Step 5: Test the Chatbot Flow
async function chatExample() {
console.log(await getAIResponse("Hey, who are you"));
console.log(await getAIResponse("What can you do"));
console.log(await getAIResponse("Remind me what I asked earlier"));
}
Here is what happens behind the scenes:
User message is stored, older messages are summarized if needed, the next request is sent with the summary plus latest messages, the model replies, and everything repeats.
Save Tokens with Progressive Summarization
Memory management is also important. If your chatbot has long conversations, you can summarise older parts regularly.
if (conversation.length > 20) {
const summary = await summarizeContextWithGemini(conversation.slice(0, 15));
conversation = [
{ role: "system", content: "Previous summary: " + summary },
...conversation.slice(15)
];
}
This trick keeps the bot smart without wasting tokens.

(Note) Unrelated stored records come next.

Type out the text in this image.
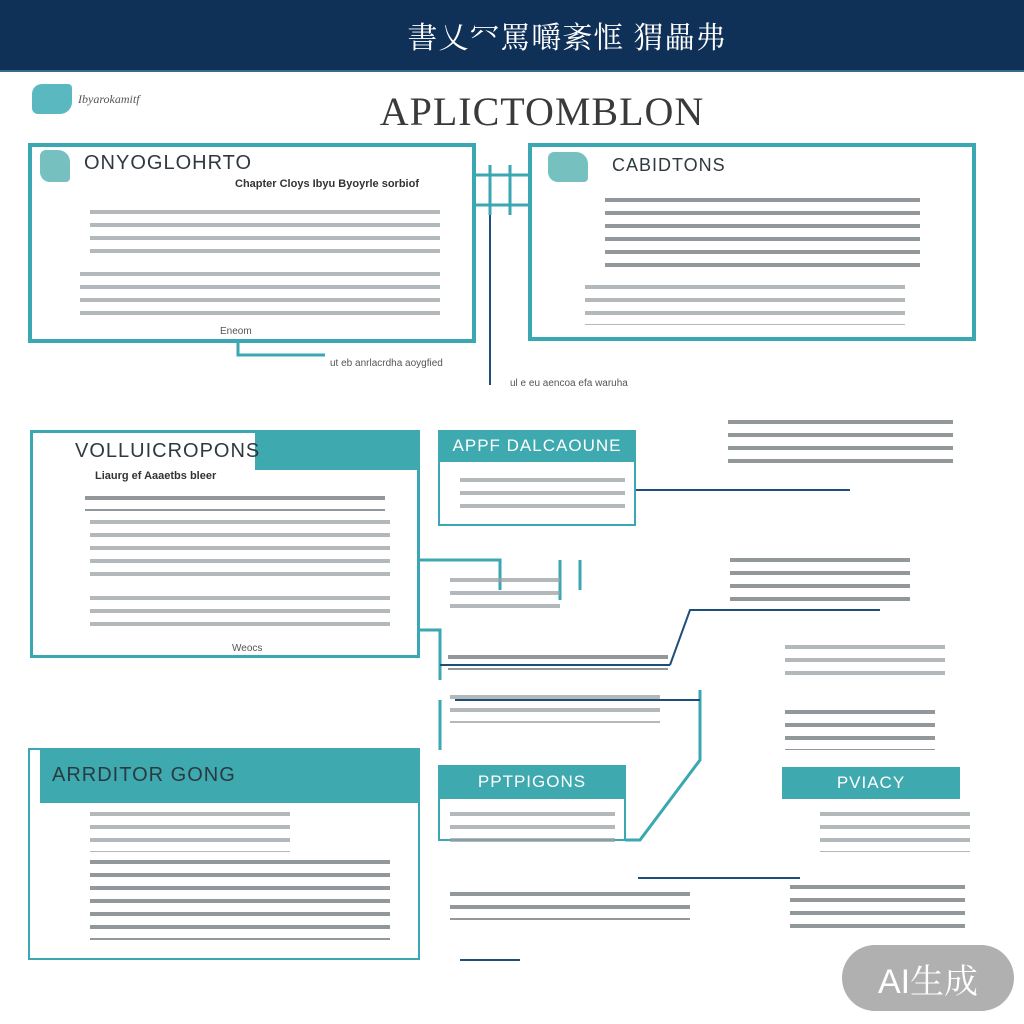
書乂㓁罵嚼紊恇 猬畾弗
Ibyarokamitf	APLICTOMBLON
ONYOGLOHRTO
Chapter Cloys Ibyu Byoyrle sorbiof
Eneom
ut eb anrlacrdha aoygfied
CABIDTONS
ul e eu aencoa efa waruha
VOLLUICROPONS
Liaurg ef Aaaetbs bleer
Weocs
APPF DALCAOUNE
ARRDITOR GONG	PPTPIGONS	PVIACY
AI生成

Challenges In Implementing Chatbot Memory
Adding memory to a chatbot sounds simple, but there are a few challenges as well:
- The first challenge is token limits. AI models can only read a certain amount of text at one time (known as the context window). If your conversation becomes very long, you cannot keep sending the entire chat history.
- The second challenge is memory quality. If your summaries are too short, the chatbot may forget important details. If they are too long, you waste tokens.

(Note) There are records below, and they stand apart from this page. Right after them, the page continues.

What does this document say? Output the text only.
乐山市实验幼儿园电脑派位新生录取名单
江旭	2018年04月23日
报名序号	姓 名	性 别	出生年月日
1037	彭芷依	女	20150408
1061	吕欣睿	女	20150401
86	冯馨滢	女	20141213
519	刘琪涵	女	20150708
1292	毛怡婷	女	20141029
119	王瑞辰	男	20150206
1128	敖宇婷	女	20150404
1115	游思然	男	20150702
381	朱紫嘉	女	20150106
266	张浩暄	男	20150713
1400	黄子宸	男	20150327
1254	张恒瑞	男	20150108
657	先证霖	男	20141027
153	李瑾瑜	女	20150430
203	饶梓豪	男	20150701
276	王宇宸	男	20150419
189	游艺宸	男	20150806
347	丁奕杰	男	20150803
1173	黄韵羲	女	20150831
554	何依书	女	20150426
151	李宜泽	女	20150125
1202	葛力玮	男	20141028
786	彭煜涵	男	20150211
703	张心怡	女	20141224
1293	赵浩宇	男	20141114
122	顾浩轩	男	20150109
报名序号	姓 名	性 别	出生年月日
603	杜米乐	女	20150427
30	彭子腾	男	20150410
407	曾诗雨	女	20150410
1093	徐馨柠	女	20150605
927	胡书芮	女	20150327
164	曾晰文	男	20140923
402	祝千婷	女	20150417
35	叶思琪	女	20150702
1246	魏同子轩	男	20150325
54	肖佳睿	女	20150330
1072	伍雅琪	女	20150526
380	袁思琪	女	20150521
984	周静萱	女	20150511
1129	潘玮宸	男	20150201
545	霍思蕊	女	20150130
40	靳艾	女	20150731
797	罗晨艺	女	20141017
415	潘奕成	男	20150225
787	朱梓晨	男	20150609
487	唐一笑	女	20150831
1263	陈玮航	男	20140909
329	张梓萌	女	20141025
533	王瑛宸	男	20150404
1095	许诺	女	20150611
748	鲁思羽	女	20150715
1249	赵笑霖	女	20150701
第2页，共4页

- Another challenge for implementing memory is memory capabilities. For small projects, an array may be enough. But for real applications, you may need a database to save conversations permanently.

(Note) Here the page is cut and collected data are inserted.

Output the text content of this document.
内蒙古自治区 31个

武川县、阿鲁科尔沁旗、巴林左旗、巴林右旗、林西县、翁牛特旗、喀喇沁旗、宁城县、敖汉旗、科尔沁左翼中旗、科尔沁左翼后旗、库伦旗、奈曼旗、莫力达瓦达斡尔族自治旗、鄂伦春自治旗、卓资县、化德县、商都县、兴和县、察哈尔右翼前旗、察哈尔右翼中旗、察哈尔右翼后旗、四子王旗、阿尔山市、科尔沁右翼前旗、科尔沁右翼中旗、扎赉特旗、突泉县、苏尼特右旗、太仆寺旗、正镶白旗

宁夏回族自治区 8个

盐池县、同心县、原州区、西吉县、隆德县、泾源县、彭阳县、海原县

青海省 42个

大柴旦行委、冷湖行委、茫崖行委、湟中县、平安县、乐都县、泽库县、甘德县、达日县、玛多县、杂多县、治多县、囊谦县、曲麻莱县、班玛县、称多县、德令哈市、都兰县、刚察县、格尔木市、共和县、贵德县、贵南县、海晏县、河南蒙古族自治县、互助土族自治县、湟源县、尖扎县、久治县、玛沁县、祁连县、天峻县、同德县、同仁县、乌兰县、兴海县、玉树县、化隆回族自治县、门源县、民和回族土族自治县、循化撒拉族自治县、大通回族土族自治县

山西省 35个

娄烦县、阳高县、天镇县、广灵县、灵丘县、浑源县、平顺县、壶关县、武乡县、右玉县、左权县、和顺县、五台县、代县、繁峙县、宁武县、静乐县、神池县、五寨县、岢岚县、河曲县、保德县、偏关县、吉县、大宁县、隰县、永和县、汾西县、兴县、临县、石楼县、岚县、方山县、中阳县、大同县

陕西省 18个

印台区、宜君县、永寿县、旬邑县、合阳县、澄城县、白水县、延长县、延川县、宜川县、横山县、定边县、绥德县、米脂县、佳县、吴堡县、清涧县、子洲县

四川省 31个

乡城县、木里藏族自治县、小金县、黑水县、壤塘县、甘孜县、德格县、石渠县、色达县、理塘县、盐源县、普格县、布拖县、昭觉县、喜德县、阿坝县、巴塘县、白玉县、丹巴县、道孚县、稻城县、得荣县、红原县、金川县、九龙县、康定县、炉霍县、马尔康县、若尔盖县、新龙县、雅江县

- Finally, there is cost. Every time you send large amounts of context, you use more API tokens. Good memory systems try to balance context quality and token usage.
Best Practices For Chatbot Memory
- Keep only the relevant information that is important for future conversations.
- Regularly summarize the conversation to minimise token usage.
- Store recent chats separately from long-term memory summaries.
- Avoid sending the entire conversation history with every request.
- Use clear system messages when injecting summaries so the AI understands they represent previous context.
- If possible, test your chatbot with long conversations to make sure important details are not lost during summarisation.
- A good memory system should make the chatbot smarter without increasing API costs.
Key Takeaway
Most AI chatbots forget what we said two seconds ago. But with a little effort, you can give them a working memory and make user interaction better.
All you need is to store messages, summarize prior conversations, and send both the summary and the recent messages each time.
It works with any AI model, free or paid, and it makes your chatbot feel smarter and more natural.
It’s like giving a chatbot a tiny brain that can remember just enough to keep a good conversation going.